In ihrem Schaffen sowie ihrem Auftreten überschneiden sich verschiedenste Sektoren, die sie meist kunstvoll ineinander verwebt, manchmal radikal kollidieren lässt. Doomcore von Dr. Macabre auf rasanten Ghetto Tech und Fotos auf dem Friedhof neben Cat Content auf Instagram geraten mehr zur Regel als zur Ausnahme. Sie sei nachhaltig fasziniert vom Gegensatz zwischen Licht und Schatten, zwischen Leben und Tod. „Ich denke, dass man vor dem Tod keine Angst haben sollte. Er ist eher etwas Glamouröses.” Ihre ganze Ikonographie, in der sie sich mitunter als Todesengel inszeniert, will sie aber nicht als satanisch interpretiert wissen. Khin scheint hier nur ein weiteres Extrem auszuloten, einen konstanten Quell ihrer Inspiration.

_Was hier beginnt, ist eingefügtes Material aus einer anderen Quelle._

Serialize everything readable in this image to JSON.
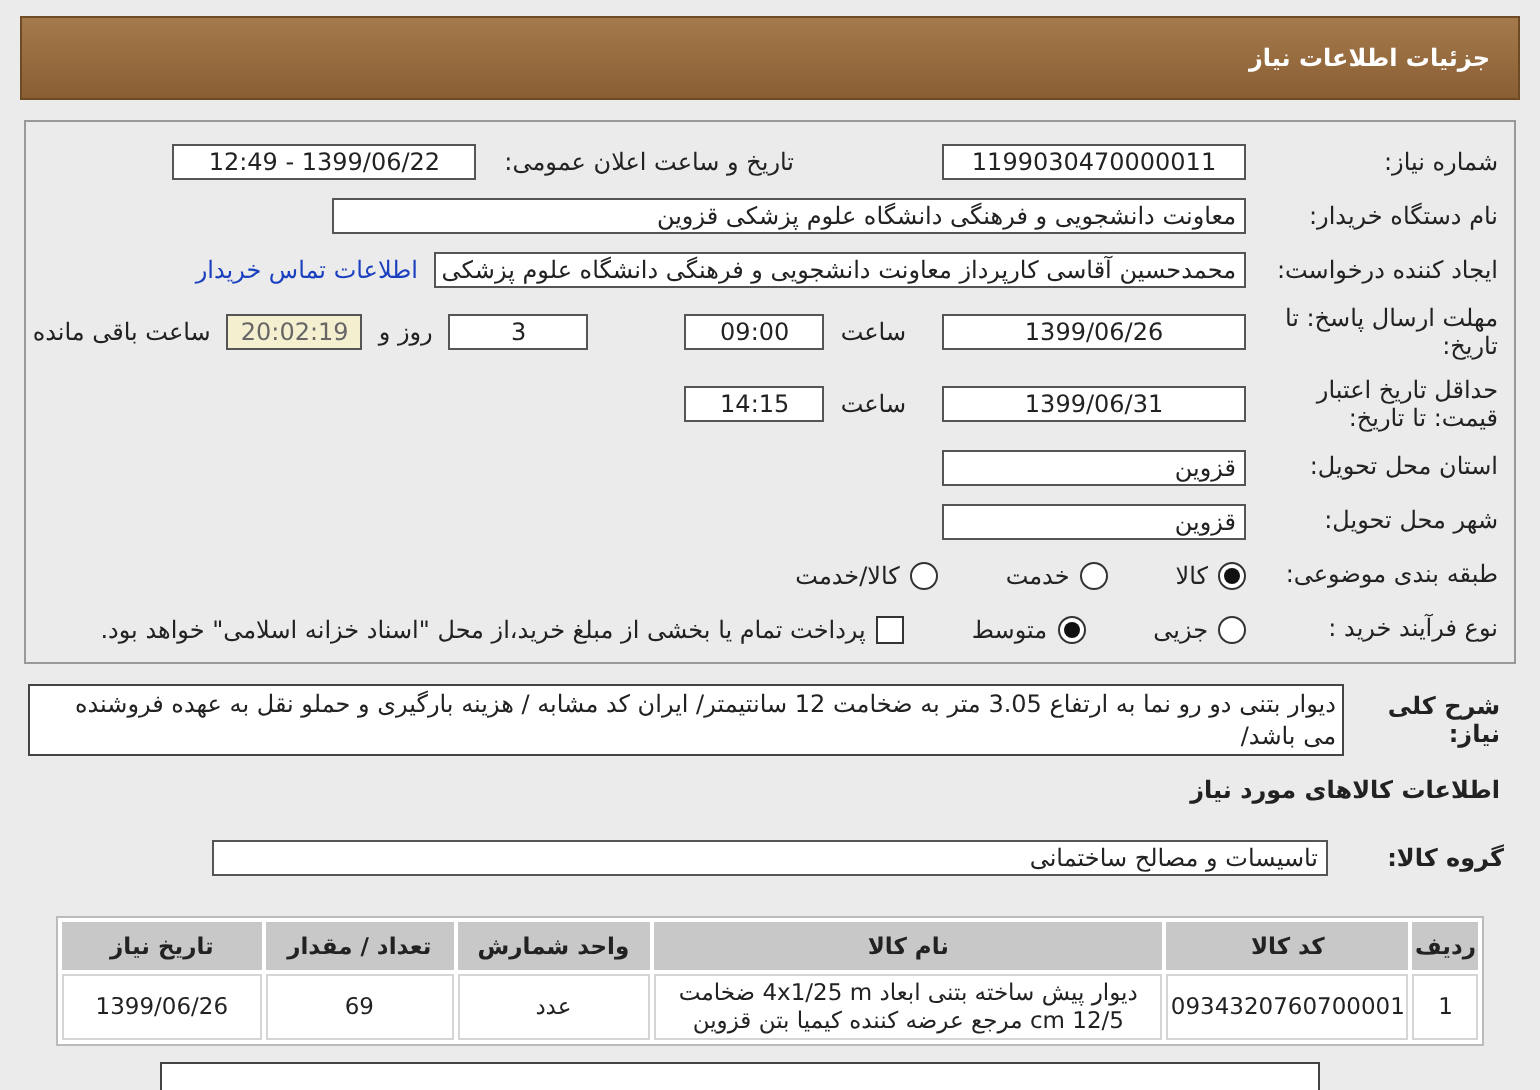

So verwundert es auch nicht weiter, dass sie sich neben obskuren Horrorfilmen aus den 60ern, 70ern und 80ern – „die Neuen sind meistens Müll” – für einen der morbidesten Reizüberfluter unter den Regisseuren begeistert; David Lynchs Filme spiegeln Khins Musikverständnis mit ihren verworrenen Handlungssträngen und ihrer kryptischen Motivik, die sich dennoch mit offenen Schockmomenten abwechselt, auf der Leinwand wider. Ähnlich wie Lynch im Film bricht Cera Khin mit Konventionen, verschiebt die Grenzen des Spielbaren. Sie hat ihren kompromisslosen Sound aber vor allem auf den Dancefloor transportiert, weil sie schlicht Lust darauf hatte. Hardcore, der herausfordert und im selben Moment unterhält, immer im Extrem, nie in der Mitte.